Ben Grant, Managing Director at Impact Subsea discusses the adaptation of compact sonar and navigation sensors for defense, naval and security applications, highlighting operational lessons from deployments, integration flexibility across unmanned platforms, and ongoing developments supporting autonomous and mission-critical underwater operations.

Ben Grant, Managing Director at Impact Subsea
Could you describe how your underwater sensor technologies have been adapted or tested in defense, naval or security applications?
Impact Subsea products are regularly adapted and tested for defense, naval and security roles by integrating compact, high-performance sonar and navigation sensors onto platforms used in these sectors.
Sensors have been put through various tests to quantify their use in various defense applications (such as accelerated life testing, shock, vibration and temperature testing). Sensors have been modified to use physical electrical and communication connectors which are approved for use in defense applications.
Your products are already proven across challenging subsea environments. Which specific sensors or systems have shown the greatest traction or demand within naval, defense or MCM/ISR applications to date, and why?
The sensors that show strongest traction are the compact imaging sonars (ISS360 / ISS360HD) and the high-accuracy altimeters/single beam echosounders (ISA family).
Imaging sonars are widely used for obstacle avoidance, low-visibility navigation and close- range target identification on AUVs/ROVs, while the ISA altimeters provide precise altitude and backscatter (ECHOGRAM) data that are valuable for inspection, seabed classification and as a basic ranger device (often used in various Mine Counter Measure vehicles).

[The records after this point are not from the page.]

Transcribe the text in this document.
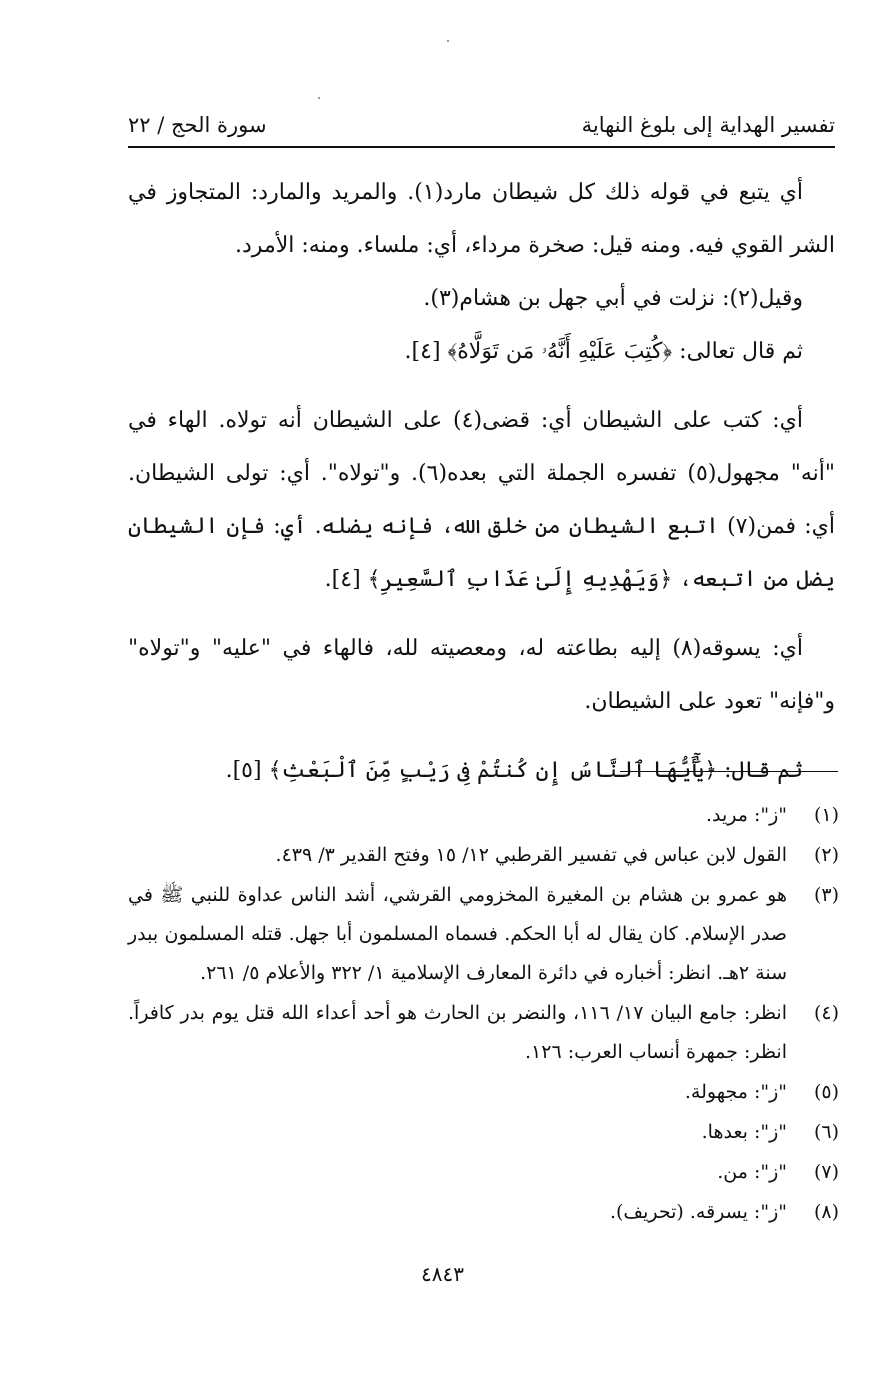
تفسير الهداية إلى بلوغ النهاية
سورة الحج / ٢٢

أي يتبع في قوله ذلك كل شيطان مارد(١). والمريد والمارد: المتجاوز في الشر القوي فيه. ومنه قيل: صخرة مرداء، أي: ملساء. ومنه: الأمرد.

وقيل(٢): نزلت في أبي جهل بن هشام(٣).

ثم قال تعالى: ﴿كُتِبَ عَلَيْهِ أَنَّهُۥ مَن تَوَلَّاهُ﴾ [٤].

أي: كتب على الشيطان أي: قضى(٤) على الشيطان أنه تولاه. الهاء في "أنه" مجهول(٥) تفسره الجملة التي بعده(٦). و"تولاه". أي: تولى الشيطان. أي: فمن(٧) اتبع الشيطان من خلق الله، فإنه يضله. أي: فإن الشيطان يضل من اتبعه، ﴿وَيَهْدِيهِ إِلَىٰ عَذَابِ ٱلسَّعِيرِ﴾ [٤].

أي: يسوقه(٨) إليه بطاعته له، ومعصيته لله، فالهاء في "عليه" و"تولاه" و"فإنه" تعود على الشيطان.

ثم قال: ﴿يَٰٓأَيُّهَا ٱلنَّاسُ إِن كُنتُمْ فِى رَيْبٍ مِّنَ ٱلْبَعْثِ﴾ [٥].

(١)
"ز": مريد.
(٢)
القول لابن عباس في تفسير القرطبي ١٢/ ١٥ وفتح القدير ٣/ ٤٣٩.
(٣)
هو عمرو بن هشام بن المغيرة المخزومي القرشي، أشد الناس عداوة للنبي ﷺ في صدر الإسلام. كان يقال له أبا الحكم. فسماه المسلمون أبا جهل. قتله المسلمون ببدر سنة ٢هـ. انظر: أخباره في دائرة المعارف الإسلامية ١/ ٣٢٢ والأعلام ٥/ ٢٦١.
(٤)
انظر: جامع البيان ١٧/ ١١٦، والنضر بن الحارث هو أحد أعداء الله قتل يوم بدر كافراً. انظر: جمهرة أنساب العرب: ١٢٦.
(٥)
"ز": مجهولة.
(٦)
"ز": بعدها.
(٧)
"ز": من.
(٨)
"ز": يسرقه. (تحريف).
٤٨٤٣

The flexibility in physical connection options, output string and protocol have made Impact Subsea sensors particularly straightforward to integrate. The highly compact and robust form factor is also particularly useful.
What lessons or operational feedback have you gained from any deployments of your sensors in defense or security-related underwater missions (even if anonymized), and how has this informed product refinement?

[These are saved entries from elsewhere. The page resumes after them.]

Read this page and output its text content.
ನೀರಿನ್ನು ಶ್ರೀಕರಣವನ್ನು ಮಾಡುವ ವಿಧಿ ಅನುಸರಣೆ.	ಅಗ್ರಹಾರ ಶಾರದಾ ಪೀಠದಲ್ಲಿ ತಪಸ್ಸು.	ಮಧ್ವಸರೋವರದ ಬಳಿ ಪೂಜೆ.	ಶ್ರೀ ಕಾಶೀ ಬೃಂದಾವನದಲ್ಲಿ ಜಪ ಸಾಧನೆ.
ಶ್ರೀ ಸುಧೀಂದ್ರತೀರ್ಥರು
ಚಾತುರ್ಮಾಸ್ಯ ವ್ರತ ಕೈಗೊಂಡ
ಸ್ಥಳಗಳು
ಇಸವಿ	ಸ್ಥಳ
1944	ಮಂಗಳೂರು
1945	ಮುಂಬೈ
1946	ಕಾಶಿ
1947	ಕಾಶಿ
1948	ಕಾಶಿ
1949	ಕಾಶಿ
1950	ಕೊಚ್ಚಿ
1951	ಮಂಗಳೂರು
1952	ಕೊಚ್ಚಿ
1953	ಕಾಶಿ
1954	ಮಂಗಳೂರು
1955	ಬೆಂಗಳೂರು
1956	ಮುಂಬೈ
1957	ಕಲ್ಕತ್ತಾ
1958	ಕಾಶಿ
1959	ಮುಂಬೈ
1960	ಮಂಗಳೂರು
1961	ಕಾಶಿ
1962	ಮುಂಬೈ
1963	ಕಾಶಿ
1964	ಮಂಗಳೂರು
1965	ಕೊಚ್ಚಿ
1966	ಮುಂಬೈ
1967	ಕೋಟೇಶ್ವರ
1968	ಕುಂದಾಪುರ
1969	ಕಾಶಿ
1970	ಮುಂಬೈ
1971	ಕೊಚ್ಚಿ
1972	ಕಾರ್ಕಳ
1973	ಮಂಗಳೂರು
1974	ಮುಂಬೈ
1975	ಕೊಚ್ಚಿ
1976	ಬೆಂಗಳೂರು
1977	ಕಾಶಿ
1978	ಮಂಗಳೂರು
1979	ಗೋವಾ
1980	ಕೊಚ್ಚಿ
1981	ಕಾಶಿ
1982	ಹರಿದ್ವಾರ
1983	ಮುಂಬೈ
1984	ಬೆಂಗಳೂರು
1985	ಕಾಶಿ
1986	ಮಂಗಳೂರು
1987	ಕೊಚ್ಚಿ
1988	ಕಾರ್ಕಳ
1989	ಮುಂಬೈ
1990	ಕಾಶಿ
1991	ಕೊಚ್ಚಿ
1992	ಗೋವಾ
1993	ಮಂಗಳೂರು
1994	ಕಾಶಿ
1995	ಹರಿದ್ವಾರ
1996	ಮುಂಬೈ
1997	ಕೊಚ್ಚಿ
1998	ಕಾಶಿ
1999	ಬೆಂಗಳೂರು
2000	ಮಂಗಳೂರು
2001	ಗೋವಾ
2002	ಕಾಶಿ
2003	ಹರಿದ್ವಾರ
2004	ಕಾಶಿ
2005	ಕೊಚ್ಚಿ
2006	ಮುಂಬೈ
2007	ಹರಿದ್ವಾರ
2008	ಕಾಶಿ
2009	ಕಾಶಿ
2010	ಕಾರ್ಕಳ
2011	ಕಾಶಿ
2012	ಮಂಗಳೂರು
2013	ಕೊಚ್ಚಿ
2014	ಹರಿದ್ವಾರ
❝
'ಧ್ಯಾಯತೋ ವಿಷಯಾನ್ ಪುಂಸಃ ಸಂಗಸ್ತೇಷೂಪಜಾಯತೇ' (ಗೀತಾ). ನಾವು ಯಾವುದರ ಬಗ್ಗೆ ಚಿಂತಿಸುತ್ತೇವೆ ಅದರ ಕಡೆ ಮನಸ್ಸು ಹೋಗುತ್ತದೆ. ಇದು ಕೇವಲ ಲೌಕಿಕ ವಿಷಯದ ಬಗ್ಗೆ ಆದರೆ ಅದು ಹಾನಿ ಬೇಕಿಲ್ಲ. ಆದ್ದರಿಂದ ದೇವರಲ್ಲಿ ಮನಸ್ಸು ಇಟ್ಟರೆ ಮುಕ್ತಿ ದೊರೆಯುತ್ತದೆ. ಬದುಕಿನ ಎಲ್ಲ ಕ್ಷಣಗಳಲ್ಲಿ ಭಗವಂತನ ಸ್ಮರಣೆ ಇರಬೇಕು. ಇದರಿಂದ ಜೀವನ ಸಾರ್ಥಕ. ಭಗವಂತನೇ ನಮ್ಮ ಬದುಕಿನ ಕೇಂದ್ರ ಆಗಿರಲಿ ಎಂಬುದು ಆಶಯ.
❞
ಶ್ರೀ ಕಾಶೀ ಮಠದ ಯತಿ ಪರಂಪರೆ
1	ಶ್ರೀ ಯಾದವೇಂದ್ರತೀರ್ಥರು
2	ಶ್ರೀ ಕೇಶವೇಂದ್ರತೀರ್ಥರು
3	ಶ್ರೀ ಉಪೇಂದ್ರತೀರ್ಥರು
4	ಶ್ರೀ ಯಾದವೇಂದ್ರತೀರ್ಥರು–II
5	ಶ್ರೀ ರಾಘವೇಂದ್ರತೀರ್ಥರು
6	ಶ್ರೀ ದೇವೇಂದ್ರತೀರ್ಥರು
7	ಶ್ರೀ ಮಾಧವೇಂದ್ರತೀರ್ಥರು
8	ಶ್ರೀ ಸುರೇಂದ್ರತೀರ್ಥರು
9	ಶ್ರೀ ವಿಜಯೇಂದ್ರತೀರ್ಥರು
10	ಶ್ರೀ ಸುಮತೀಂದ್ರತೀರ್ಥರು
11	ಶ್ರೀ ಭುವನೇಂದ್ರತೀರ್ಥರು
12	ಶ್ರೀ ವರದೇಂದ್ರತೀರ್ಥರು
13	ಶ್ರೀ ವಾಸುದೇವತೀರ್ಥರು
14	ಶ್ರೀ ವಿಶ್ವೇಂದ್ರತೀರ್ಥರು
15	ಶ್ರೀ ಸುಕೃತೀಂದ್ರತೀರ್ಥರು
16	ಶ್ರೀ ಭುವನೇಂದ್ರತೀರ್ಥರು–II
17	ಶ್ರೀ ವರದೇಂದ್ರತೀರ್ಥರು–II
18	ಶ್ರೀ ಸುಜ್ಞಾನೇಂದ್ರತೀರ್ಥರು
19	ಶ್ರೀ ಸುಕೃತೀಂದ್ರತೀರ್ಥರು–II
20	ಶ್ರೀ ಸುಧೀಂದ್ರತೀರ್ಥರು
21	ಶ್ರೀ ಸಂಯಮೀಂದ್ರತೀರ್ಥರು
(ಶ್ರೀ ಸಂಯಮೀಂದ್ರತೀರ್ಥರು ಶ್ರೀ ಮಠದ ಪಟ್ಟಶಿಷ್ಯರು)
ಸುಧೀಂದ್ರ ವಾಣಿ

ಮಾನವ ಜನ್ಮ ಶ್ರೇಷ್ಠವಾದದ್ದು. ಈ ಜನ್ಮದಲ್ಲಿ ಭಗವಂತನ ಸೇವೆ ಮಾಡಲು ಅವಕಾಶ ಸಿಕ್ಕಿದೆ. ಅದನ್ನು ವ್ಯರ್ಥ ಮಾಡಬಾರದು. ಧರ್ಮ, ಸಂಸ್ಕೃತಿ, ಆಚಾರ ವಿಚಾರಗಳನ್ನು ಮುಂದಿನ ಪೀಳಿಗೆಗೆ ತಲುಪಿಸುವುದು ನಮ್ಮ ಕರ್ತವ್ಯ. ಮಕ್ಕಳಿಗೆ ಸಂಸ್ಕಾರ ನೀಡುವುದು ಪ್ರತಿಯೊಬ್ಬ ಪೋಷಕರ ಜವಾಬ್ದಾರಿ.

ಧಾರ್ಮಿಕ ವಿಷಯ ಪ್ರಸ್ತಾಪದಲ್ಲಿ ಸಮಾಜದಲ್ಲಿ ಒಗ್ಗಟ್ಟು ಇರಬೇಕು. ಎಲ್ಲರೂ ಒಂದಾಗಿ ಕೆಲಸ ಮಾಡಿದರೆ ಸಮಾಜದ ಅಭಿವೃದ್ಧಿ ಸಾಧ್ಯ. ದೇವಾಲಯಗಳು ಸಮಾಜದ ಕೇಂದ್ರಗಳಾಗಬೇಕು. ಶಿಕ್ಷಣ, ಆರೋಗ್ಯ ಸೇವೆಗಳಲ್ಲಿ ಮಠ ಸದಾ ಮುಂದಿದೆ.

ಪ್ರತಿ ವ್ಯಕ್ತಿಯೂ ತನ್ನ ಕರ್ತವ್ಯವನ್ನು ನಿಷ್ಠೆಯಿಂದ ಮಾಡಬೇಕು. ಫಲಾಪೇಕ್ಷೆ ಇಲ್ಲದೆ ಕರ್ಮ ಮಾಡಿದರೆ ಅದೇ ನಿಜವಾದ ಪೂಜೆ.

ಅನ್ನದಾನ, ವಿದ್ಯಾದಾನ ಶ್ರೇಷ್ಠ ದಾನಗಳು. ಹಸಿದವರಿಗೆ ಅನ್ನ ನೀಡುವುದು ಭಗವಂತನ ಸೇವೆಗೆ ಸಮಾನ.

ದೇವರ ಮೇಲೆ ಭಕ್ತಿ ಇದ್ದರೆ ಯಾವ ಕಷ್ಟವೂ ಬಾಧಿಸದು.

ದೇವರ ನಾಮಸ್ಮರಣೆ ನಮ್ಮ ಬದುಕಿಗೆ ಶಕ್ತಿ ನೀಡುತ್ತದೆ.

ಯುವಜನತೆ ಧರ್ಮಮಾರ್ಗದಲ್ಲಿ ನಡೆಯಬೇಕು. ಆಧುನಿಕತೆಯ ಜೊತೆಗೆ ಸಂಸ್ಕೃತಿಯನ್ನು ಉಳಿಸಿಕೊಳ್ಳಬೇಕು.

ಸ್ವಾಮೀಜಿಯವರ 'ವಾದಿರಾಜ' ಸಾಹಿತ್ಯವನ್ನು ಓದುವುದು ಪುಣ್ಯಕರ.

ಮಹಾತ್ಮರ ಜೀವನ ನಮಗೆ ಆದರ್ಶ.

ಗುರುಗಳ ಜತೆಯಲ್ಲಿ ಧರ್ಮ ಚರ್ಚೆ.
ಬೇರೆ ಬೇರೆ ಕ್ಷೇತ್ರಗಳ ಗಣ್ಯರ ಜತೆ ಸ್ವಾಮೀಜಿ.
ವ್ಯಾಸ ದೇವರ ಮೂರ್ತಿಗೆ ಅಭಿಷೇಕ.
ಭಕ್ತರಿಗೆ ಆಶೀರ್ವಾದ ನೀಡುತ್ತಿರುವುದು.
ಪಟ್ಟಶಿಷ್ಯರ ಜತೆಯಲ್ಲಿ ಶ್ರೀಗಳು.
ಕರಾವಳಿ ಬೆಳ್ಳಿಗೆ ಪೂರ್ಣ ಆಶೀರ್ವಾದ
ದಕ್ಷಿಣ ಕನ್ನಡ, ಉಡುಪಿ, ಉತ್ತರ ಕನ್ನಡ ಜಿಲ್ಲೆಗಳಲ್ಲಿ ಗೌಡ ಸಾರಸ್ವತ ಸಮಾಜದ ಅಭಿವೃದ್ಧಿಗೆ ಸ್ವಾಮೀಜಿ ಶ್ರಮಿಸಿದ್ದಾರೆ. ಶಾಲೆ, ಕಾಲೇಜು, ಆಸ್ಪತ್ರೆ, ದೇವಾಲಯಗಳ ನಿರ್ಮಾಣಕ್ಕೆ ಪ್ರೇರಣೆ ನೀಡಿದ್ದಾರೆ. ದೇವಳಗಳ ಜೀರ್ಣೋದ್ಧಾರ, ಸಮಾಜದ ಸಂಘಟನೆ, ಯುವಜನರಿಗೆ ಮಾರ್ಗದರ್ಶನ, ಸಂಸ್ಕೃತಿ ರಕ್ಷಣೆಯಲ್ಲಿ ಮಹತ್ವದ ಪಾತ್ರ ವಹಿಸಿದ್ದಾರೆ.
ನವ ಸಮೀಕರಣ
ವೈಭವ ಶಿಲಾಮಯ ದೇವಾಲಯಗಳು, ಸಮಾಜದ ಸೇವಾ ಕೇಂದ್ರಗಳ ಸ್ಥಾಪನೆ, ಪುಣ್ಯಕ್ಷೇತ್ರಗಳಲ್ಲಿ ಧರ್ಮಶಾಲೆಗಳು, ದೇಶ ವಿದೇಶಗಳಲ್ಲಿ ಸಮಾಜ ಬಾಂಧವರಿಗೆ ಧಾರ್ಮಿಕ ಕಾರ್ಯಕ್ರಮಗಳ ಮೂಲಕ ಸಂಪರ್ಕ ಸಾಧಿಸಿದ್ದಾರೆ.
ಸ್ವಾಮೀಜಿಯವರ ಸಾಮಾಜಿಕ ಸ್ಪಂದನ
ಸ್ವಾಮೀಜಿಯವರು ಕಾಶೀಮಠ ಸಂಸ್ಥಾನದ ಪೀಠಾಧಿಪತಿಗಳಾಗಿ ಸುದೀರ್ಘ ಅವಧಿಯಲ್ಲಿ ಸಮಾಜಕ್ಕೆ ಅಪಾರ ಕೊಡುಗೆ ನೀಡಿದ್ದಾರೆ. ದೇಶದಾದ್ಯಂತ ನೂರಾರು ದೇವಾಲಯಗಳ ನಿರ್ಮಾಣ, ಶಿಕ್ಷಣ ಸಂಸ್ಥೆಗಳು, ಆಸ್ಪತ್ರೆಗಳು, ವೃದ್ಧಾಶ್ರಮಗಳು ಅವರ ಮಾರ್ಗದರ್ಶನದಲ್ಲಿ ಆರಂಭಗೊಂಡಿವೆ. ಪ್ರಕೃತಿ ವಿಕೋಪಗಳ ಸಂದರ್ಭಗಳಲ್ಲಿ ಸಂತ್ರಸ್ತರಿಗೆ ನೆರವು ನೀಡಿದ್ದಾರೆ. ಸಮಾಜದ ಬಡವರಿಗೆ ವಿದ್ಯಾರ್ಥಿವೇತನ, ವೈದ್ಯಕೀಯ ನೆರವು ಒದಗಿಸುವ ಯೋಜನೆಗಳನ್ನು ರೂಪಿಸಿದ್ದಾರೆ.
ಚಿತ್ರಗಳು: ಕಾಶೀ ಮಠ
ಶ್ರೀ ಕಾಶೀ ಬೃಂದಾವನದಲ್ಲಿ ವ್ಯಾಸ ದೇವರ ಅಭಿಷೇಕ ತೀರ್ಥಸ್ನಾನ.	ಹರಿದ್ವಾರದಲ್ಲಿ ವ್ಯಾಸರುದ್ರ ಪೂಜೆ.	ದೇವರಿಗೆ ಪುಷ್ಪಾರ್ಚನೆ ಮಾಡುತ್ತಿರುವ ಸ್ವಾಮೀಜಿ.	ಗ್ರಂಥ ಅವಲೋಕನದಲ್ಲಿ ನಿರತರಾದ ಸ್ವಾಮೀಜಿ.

Operational deployments have reinforced three practical lessons that have steered product development:
Multi-functionality matters. Users prefer sensors that can deliver navigation, imaging and diagnostics from the same unit. (The team invested in software features like ECHOGRAM to add backscatter/imaging to altimeters).
Compact, rugged packaging is critical. AUV/ROV integrators favour small, deep-rated units that minimise vehicle mass and cabling; that feedback drove the focus on miniature imaging sonars and durable housings.
Serviceability and software updates reduce downtime. The ability to configure, upgrade and diagnose units in the field via seaView and the SDK has influenced the company’s emphasis on firmware feature delivery and open tooling to speed integration and troubleshooting.
How modular and flexible are your sensor solutions in terms of integration into different platforms (AUVs, UUVs, ROVs, fixed seabed installations), and are there examples of rapid customisation or adaptation?
Impact Subsea’s sensors are designed to be modular and integration-friendly, compact transducers, standardised interfaces, an SDK and the seaView configuration/diagnostic tool all speed platform integration.
The Impact Subsea website highlights multiple real integrations. For example, imaging sonars used on AUVs for obstacle avoidance and the ISFMD fitted to an Outland Technology ROV-3000 as concrete examples of adaptation to different vehicle types.
OEM options are also available for many Impact Subsea sensors. This allows the core sensor to be integrated into a third party housing, system or vehicle. This helps to enable small form factor systems to be created.
Are there upcoming product developments (e.g., enhanced range sonar, higher precision INS integration, combined sensor modules) specifically aimed at defense/UUV/AUV markets within the next 12–24 months?
We continue to invest heavily in technologies that support the growing needs of defense, UUV and AUV operators. Our recent releases including the ISP360 profiling sonar, enhancements to our ISS360 imaging sonar range and new firmware capabilities such as ECHOGRAM demonstrate our commitment to delivering higher-performance sensing in the most robust and compact housing possible.
While we don’t publish a detailed public roadmap, we are actively developing solutions that build on this foundation. Our focus remains on longer-range acoustic sensing, improved performance and more integrated sensor modules for autonomous and mission-critical platforms.
Organisations interested in future developments are always welcome to speak with us directly for early insight into upcoming capabilities.
Since all your products are fully software-configurable with no field-opening required, how does this reduce maintenance risk and increase operational uptime in defense deployments where contamination risk and time-to-launch are critical?
At Impact Subsea, we design every sensor to be fully configurable and upgradeable through software, with no need to open the housing in the field. This approach eliminates the risk of compromising seals or introducing contamination during mission preparation. A critical advantage in defense environments where time-to-launch, reliability and cleanliness standards are stringent.
Being able to adjust settings, apply firmware updates and run diagnostics through our seaView software significantly reduces maintenance burden and speeds up turnaround times.
Operators can resolve issues, optimize performance or activate new capabilities without taking the sensor out of service.
The result is greater operational uptime, fewer logistical demands and maximum confidence that the sensor remains mission-ready, even in the most demanding deployments.